The smell of freshly cut grass can relieve stress
Researchers have discovered that a chemical released by a mown lawn makes people feel happy and relaxed, and could prevent mental decline in old age.
Now they have developed a perfume that smells like freshly-cut grass, which they claim relieves stress and helps boost memory.
The Australian experts produced the ‘eau de mow’ after seven years of research. Dr Nick Lavidis, a neuroscientist at the University of Queensland, Brisbane, came up with the idea for the perfume, named Serenascent, after going on a forest trek in the US 20 years ago.
‘Three days in Yosemite National Park felt like a three-month holiday,’ he said. ‘I didn’t realise at the time that it was the actual combination of feel-good chemicals released by the pine trees, the lush vegetation and the cut grass that made me feel so relaxed.’
Dr Lavidis said the aroma worked directly on the brain, in particular the emotional and memory parts known as the amygdala and the hippocampus. He explained: ‘These two areas are responsible for the flight or fight response and the endocrine system, which controls the releasing of stress hormones like corticosteroids. The new spray appears to regulate these areas.’

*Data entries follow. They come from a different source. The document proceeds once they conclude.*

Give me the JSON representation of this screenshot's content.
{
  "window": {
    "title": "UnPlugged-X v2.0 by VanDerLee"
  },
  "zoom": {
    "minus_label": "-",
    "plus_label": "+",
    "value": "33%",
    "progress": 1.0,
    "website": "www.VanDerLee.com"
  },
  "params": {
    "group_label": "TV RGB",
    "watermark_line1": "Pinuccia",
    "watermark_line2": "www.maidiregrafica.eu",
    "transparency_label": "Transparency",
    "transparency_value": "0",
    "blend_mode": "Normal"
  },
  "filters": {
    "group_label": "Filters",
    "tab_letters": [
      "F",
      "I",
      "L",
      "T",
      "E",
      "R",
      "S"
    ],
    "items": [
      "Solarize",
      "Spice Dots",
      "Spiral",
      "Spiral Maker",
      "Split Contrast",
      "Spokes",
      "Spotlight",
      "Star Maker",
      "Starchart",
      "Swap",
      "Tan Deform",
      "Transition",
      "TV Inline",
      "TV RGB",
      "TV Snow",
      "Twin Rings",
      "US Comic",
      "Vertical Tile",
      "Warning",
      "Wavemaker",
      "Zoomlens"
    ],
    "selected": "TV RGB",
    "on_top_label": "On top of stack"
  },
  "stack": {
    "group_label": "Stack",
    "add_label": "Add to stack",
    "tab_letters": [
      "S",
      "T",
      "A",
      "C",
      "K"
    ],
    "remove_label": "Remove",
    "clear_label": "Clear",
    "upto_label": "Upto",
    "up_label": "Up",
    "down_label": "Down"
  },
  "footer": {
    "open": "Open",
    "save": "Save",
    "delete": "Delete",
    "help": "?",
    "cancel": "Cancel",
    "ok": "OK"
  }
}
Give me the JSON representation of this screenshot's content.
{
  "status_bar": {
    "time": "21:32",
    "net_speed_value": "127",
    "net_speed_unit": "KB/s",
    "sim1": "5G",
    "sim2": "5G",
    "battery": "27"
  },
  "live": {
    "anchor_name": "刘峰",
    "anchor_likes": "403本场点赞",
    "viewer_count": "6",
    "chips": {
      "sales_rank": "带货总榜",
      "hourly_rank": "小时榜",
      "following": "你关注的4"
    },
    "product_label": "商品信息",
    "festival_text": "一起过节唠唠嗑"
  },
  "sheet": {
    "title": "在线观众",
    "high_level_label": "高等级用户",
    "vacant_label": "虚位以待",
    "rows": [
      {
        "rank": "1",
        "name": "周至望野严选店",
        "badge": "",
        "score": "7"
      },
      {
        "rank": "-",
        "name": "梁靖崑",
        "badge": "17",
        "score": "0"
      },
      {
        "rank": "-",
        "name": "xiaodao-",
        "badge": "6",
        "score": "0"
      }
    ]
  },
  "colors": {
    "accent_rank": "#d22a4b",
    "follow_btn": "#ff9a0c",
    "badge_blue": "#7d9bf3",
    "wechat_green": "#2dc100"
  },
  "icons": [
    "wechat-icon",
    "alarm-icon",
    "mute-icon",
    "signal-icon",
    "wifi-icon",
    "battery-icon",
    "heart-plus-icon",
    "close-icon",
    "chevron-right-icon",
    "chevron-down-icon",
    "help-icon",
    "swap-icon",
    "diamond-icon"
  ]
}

Chronic stress has been shown to damage the hippocampus by reducing the number of connections between communicating cells, leading to memory loss. In old animals the damage is permanent.
Students working on the Australian project found that animals exposed to Serenascent – which combines three chemicals released when green leaves are cut – escaped damage to the hippocampus.
The scent will go into production next month and sell for around £4 a bottle.